Re: Can someone make a better docking computer?
Posted: Thu Jun 11, 2015 12:55 am
Agreed. Nevertheless, I think there are major improvements possible there. I mean, even in the last 2 kilometers there are stops at 1 km and at 0 km, after rotational alignment has already been achieved (well, not always perfectly, oddly enough, I've come in on computer one or two degrees skewed a couple of times, but that's nothing to worry about), there are two more total stops, whereas I trundle in at 80, manually "precision" correcting rotation with brief taps about two/three per second. Were I a computer I could seize the moment I was aligned perfectly and simply maintain that, without so much as looking at my speed. I'd hazard to guess the stops and starts are a remainder of development stage code where bugs were still rife.cim wrote:Given that an experienced pilot can dock at full speed from an off-angle approach, and some forum members like to do the same on full injectors, the computer is intentionally designed more for reliability than speed. The docking computer taking ages to dock is mildly irritating; the docking computer slamming you into the station wall is considerably more of a problem.
I would tend to disagree, as people seem to be able to dock on witchfuel injection using ILS. And when I go back to comparing with my "Infinity welcomes Careful Drivers" approach: once lined up to the centre of the dock, I pretty much go at it full speed up to when 3km shows up as distance, throttle back to 80, and still have ample time to fine tune centring and wait for the right rotation to come around. And a computer could do the last two while at full speed and with much greater precision than an aging lummox like myself, if need be.cim wrote:Within that, it mostly already works as you describe, with a few minor changes......and one big difference:
- The waiting positions are less tightly specified.
- There's a docking heap rather than a docking queue. Ships in the heap (which includes the player using a docking computer) request docking every few seconds and get added to the much smaller close approach queue if they happen to be the first to make the request after a ship docks. This means that the length of time it takes a particular ship to get an approach slot is non-deterministic, but in most cases this isn't noticeable and usually means the player gets to dock quicker than they might expect ... but in particularly busy docks it can make the process much longer.

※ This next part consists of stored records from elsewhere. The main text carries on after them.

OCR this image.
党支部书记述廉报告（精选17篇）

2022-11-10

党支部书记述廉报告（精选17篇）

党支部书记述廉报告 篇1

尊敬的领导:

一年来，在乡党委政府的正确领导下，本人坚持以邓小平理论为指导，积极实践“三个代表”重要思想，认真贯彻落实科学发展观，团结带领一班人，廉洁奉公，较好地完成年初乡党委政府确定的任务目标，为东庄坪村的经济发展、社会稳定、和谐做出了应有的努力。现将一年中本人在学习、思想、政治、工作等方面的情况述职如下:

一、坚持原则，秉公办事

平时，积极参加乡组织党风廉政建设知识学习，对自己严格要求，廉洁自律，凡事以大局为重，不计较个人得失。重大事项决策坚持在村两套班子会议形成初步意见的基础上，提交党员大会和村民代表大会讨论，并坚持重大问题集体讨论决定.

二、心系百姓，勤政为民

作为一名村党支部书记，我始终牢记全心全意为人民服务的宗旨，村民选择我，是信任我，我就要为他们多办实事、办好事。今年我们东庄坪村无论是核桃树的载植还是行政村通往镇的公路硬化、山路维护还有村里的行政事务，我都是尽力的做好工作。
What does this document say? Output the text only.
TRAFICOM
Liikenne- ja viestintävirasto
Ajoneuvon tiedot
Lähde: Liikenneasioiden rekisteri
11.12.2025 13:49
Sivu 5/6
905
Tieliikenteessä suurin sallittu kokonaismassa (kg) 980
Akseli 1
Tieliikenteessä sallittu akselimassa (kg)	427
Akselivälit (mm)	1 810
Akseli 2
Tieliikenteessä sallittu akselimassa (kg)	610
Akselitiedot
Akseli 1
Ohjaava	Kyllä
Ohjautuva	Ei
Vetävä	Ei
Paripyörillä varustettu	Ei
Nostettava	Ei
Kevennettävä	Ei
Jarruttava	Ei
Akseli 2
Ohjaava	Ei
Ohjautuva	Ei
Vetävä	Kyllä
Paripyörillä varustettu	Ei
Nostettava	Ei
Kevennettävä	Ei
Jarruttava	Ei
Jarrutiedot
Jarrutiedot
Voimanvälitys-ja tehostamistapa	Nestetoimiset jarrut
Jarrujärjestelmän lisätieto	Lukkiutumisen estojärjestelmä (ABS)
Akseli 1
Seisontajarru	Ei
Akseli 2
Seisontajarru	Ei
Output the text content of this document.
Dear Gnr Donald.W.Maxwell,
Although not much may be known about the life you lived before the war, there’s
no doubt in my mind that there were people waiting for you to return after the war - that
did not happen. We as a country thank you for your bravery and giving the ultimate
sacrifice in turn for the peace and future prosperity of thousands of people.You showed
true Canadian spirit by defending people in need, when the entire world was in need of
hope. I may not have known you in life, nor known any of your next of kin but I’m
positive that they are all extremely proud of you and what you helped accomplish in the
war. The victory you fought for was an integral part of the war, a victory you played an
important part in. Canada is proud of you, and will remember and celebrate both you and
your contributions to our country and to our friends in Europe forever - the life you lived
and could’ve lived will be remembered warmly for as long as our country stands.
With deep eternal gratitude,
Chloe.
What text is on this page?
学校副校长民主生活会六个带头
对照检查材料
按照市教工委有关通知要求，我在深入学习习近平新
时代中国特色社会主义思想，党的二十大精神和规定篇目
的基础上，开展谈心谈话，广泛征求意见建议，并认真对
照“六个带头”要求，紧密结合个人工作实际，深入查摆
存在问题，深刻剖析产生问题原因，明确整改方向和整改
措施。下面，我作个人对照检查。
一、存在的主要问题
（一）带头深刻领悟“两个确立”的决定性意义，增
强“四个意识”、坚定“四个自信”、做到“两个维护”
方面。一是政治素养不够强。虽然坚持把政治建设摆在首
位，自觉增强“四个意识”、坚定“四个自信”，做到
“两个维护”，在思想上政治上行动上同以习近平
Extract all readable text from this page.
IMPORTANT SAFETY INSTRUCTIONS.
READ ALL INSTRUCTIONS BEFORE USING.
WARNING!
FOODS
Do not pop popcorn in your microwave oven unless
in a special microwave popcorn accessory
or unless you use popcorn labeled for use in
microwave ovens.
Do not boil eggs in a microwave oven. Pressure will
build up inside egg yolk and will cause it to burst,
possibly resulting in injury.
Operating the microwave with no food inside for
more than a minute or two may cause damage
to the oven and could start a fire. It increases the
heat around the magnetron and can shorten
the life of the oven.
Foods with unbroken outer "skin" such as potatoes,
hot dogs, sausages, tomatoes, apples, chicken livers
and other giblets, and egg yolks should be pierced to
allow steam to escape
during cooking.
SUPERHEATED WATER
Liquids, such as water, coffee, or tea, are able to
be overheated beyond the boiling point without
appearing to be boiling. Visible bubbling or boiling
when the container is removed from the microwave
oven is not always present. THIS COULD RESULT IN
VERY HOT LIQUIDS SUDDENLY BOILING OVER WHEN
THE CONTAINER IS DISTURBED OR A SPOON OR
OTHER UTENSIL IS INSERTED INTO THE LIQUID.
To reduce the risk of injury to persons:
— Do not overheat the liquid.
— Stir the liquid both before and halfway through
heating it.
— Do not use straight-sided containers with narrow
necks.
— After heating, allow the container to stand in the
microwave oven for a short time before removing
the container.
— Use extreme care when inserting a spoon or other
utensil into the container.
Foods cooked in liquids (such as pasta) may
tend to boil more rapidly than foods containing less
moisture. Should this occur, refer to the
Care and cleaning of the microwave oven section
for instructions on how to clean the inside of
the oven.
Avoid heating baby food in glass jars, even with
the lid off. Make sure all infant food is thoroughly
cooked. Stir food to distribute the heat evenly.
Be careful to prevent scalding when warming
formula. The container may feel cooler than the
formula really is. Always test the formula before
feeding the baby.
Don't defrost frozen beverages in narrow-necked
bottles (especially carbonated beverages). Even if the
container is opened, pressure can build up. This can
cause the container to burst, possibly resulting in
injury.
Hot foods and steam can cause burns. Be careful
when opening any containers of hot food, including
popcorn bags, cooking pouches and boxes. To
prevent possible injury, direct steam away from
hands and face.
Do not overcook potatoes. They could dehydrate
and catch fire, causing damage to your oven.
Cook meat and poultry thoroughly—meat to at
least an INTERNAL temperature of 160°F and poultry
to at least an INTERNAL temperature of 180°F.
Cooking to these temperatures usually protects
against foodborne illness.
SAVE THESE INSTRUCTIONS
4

- The lining up with the docking axis takes place about 5km from the station, rather than 10km.
This is very tricky to get right. The stops are used to verify that the approach is still correct - failing to stop or break off on an incorrect approach risks a collision. It would certainly be good to get this working - it would speed up final approach to about half its current duration, or perhaps better - but it's probably the most complicated bit of the whole process.Mazur wrote:but without stopping and starting.
Ah, did not know that (or not anymore), could have saved me a couple of times in the early days.cim wrote:It sounds like there's two possibly related problems here:
1) Ships are for some reason failing to run through the approach pattern correctly (possibly because 2 increases the need for collision avoidance in the holding areas)
2) Ships are arriving at least as fast, if not faster, than they are able to dock (possibly because 1 slows things down)
Xexedi is probably a particularly bad case for this - and not a system I've visited for a while - if there are 10 cops, and they're hanging around, probably at least 9 of them are waiting to dock.
(Incidentally, the two minute limit doesn't apply to the docking computer as it automatically requests extensions - you can do the same on a manual approach by pressing shift-L again when you get the "hurry up" notification: though it should normally be able to dock a ship a fair bit quicker than that)
Erm, I've currently 191 OXPs installed, I think... Essentially everything that does not make the game harder.cim wrote:So ... things to check: (I'll go to Xexedi for some testing myself, too)
- when you're at Xexedi station, what's the frame rate? (press shift-F while paused to show it)
- which OXPs do you have installed? (if you start Oolite, then immediately quit, your Latest.log file will be short enough to post up here and contain all the relevant information)
- do you get this problem at other stations with less traffic?
About other stations: the approach is still cumbersome, next time I'll count the stops and try to remember the locations. (Did some taxi work in wherever I ended up on my first Parcel contract, (checking logs) Inonri.) But since there is no other traffic there, the computer goes right on in, though slavishly going through the whole list of waiting areas, it seems and stopping at each one. But you should check that, too, because recently I've to a few stations with other stations nearby, so then starting the computer from too far out will lead you to the nearest station, and not the one in your sights. And that corrupts my memory.